The kneejerk response of the Green/Left to people who challenge them is to say that the challenger is in the pay of "Big Oil", "Big Business", "Big Pharma", "Exxon-Mobil", "The Pioneer Fund" or some other entity that they see, in their childish way, as a boogeyman. So I think it might be useful for me to point out that I have NEVER received one cent from anybody by way of support for what I write. As a retired person, I live entirely on my own investments.
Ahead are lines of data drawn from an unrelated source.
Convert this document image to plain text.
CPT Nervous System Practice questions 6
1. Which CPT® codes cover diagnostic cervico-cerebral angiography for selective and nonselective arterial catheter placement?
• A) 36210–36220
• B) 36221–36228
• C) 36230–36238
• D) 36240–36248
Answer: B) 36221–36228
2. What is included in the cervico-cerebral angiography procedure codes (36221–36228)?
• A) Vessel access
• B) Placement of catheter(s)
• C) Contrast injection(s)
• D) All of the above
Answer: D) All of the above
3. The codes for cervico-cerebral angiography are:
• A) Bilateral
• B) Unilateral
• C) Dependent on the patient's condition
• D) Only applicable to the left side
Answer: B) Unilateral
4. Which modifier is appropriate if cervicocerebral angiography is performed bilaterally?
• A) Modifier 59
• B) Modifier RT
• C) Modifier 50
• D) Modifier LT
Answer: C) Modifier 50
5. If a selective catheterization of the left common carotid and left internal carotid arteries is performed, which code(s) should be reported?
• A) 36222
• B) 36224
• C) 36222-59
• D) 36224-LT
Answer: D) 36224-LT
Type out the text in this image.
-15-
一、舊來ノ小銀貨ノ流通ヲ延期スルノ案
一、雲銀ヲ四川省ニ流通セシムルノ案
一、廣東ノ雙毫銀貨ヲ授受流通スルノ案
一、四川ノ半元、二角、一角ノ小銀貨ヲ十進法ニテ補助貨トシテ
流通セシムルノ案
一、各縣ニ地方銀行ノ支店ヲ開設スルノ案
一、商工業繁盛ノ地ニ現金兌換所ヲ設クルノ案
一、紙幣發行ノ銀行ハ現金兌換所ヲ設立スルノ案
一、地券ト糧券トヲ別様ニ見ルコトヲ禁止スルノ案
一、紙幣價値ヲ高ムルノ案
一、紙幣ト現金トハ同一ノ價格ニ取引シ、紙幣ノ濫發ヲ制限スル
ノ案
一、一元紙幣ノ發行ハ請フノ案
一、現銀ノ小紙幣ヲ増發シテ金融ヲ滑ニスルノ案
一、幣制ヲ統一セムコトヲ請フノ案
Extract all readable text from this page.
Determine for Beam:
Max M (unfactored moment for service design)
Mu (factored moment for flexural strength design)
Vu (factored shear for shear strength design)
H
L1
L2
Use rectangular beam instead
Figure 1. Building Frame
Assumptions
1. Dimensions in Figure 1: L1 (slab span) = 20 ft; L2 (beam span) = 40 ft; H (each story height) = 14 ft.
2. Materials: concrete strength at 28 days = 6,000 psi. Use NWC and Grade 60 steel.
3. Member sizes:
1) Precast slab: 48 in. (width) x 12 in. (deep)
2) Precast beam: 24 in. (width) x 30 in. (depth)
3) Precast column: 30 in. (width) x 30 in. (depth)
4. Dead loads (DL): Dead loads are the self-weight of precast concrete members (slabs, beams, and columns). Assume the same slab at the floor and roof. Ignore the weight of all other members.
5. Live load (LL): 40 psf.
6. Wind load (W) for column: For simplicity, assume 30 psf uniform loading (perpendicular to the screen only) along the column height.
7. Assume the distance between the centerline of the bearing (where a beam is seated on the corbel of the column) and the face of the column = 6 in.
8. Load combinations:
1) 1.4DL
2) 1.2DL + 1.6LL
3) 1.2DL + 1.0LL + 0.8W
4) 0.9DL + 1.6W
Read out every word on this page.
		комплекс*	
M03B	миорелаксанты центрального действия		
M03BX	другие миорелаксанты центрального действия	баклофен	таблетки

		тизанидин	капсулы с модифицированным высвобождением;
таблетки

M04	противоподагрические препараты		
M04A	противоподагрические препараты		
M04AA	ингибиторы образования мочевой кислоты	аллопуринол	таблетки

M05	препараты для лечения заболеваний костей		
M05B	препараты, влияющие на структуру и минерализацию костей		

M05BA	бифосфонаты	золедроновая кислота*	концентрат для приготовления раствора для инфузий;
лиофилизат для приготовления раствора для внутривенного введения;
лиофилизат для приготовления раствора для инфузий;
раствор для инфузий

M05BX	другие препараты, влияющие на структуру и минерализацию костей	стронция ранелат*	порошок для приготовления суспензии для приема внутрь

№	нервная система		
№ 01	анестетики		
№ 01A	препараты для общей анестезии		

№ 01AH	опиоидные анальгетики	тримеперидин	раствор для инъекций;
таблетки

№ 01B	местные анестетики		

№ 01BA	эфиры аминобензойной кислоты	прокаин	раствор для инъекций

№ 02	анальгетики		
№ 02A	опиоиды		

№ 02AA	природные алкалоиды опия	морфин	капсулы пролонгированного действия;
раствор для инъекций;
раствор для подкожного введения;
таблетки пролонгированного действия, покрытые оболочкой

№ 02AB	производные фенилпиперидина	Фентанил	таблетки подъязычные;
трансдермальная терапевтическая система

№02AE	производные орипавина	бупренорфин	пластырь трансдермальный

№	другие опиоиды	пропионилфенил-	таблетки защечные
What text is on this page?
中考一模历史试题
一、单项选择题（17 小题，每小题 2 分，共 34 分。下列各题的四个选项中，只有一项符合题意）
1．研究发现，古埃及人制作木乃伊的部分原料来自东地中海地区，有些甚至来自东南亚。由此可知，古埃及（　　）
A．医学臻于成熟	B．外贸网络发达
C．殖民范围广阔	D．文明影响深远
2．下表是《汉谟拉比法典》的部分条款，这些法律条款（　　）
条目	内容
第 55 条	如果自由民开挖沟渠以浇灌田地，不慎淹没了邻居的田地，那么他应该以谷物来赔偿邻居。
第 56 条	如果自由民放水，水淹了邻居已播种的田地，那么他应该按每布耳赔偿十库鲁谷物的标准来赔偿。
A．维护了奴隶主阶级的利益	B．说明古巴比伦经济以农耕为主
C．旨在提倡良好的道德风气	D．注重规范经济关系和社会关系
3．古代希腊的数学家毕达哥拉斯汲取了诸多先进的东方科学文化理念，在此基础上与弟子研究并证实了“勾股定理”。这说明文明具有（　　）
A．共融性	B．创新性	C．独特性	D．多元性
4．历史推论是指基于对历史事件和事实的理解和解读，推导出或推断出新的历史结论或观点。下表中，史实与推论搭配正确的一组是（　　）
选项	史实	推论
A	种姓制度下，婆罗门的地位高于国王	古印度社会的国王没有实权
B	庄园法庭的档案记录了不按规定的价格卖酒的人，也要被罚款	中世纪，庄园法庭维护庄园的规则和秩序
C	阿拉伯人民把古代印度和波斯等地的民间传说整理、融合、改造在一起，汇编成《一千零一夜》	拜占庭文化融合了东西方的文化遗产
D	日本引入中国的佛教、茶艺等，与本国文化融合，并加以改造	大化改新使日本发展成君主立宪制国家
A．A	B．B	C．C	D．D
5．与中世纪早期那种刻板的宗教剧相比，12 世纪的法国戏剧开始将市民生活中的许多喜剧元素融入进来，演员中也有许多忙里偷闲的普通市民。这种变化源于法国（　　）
I do not work for anybody and I am not beholden to anybody. And I have NO investments in oil companies, mining companies or "Big Pharma"
UPDATE: Despite my (statistical) aversion to mining stocks, I have recently bought a few shares in BHP -- the world's biggest miner, I gather. I run the grave risk of becoming a speaker of famous last words for saying this but I suspect that BHP is now so big as to be largely immune from the risks that plague most mining companies. I also know of no issue affecting BHP where my writings would have any relevance. The Left seem to have a visceral hatred of miners. I have never quite figured out why.
Although I have been an atheist for all my adult life, I have no hesitation in saying that the single book which has influenced me most is the New Testament. And my Scripture blog will show that I know whereof I speak.